Architecture / How It Works

database-monitoring-setup/
├── configs/
│   ├── development.yaml          # Dev environment settings
│   ├── production.yaml           # Production tuned settings
│   ├── exporters/
│   │   ├── postgres_exporter.yml # Custom query definitions
│   │   ├── mysqld_exporter.cnf   # MySQL exporter config
│   │   └── mongodb_exporter.env  # MongoDB exporter environment
│   └── collectors/
│       ├── pg_diagnostic.sql     # Queries for pg_stat_*
│       ├── mysql_perf_schema.sql # Performance Schema queries
│       └── mongo_serverStatus.js # mongosh diagnostic script
├── dashboards/
│   └── main.json                 # Grafana dashboard panels
├── alerts/
│   ├── rules.yml                 # Prometheus alert rules
│   └── notification_templates/
│       ├── slack.tmpl
│       └── pagerduty.tmpl
└── config.example.yaml

Data flows: Database -> Exporter -> Prometheus -> Grafana dashboards + Alert Manager -> Slack/PagerDuty.

Usage Examples

PostgreSQL: custom exporter query for cache hit ratio:

# postgres_exporter custom queries
pg_cache_hit_ratio:
  query: |
    SELECT
      datname,
      ROUND(
        blks_hit::numeric / NULLIF(blks_hit + blks_read, 0) * 100, 2
      ) AS cache_hit_ratio
    FROM pg_stat_database
    WHERE datname NOT IN ('template0', 'template1')
  metrics:
    - datname:
        usage: "LABEL"
    - cache_hit_ratio:
        usage: "GAUGE"
        description: "Buffer cache hit ratio percentage"

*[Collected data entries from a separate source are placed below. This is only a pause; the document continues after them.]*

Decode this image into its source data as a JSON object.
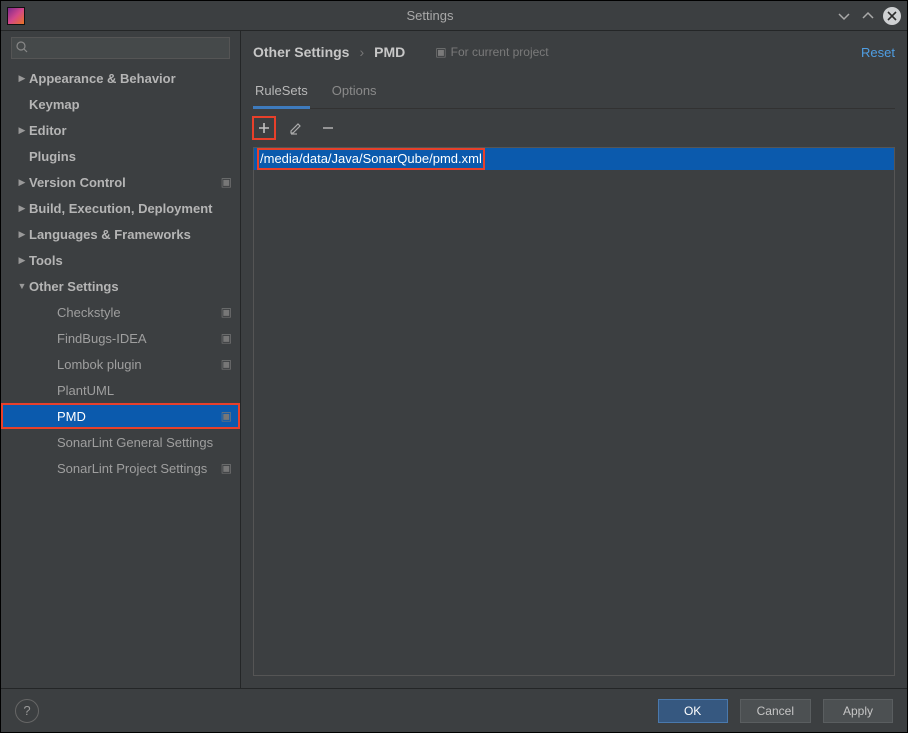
{
  "window": {
    "title": "Settings"
  },
  "sidebar": {
    "search_placeholder": "",
    "items": [
      {
        "label": "Appearance & Behavior",
        "expandable": true
      },
      {
        "label": "Keymap",
        "expandable": false
      },
      {
        "label": "Editor",
        "expandable": true
      },
      {
        "label": "Plugins",
        "expandable": false
      },
      {
        "label": "Version Control",
        "expandable": true,
        "badge": true
      },
      {
        "label": "Build, Execution, Deployment",
        "expandable": true
      },
      {
        "label": "Languages & Frameworks",
        "expandable": true
      },
      {
        "label": "Tools",
        "expandable": true
      },
      {
        "label": "Other Settings",
        "expandable": true,
        "expanded": true,
        "children": [
          {
            "label": "Checkstyle",
            "badge": true
          },
          {
            "label": "FindBugs-IDEA",
            "badge": true
          },
          {
            "label": "Lombok plugin",
            "badge": true
          },
          {
            "label": "PlantUML"
          },
          {
            "label": "PMD",
            "badge": true,
            "selected": true,
            "highlighted": true
          },
          {
            "label": "SonarLint General Settings"
          },
          {
            "label": "SonarLint Project Settings",
            "badge": true
          }
        ]
      }
    ]
  },
  "breadcrumb": {
    "root": "Other Settings",
    "current": "PMD"
  },
  "project_note": "For current project",
  "reset": "Reset",
  "tabs": [
    {
      "label": "RuleSets",
      "active": true
    },
    {
      "label": "Options"
    }
  ],
  "rulesets": {
    "items": [
      {
        "path": "/media/data/Java/SonarQube/pmd.xml",
        "selected": true,
        "highlighted": true
      }
    ]
  },
  "buttons": {
    "ok": "OK",
    "cancel": "Cancel",
    "apply": "Apply"
  }
}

Prometheus alert rule for replication lag:

# alerts/rules.yml
groups:
  - name: postgresql_replication
    rules:
      - alert: PostgreSQLReplicationLagHigh
        expr: pg_replication_lag_seconds > 30
        for: 5m
        labels:
          severity: warning
        annotations:
          summary: "Replication lag exceeds 30s on {{ $labels.instance }}"
          runbook: |
            1. Check replica status: SELECT * FROM pg_stat_replication;
            2. Verify network between primary and replica
            3. Check long-running txns: SELECT * FROM pg_stat_activity
               WHERE state = 'active'
               AND age(now(), xact_start) > interval '5 min';
            4. If WAL replay stuck, check replica logs for errors

      - alert: PostgreSQLCacheHitRatioLow
        expr: pg_cache_hit_ratio < 95
        for: 10m
        labels:
          severity: warning
        annotations:
          summary: "Cache hit ratio {{ $value }}% on {{ $labels.datname }}"
          runbook: |
            1. Check shared_buffers: SHOW shared_buffers;
            2. Compare to DB size: SELECT pg_size_pretty(pg_database_size(current_database()));
            3. Consider increasing shared_buffers (target: 25% of RAM)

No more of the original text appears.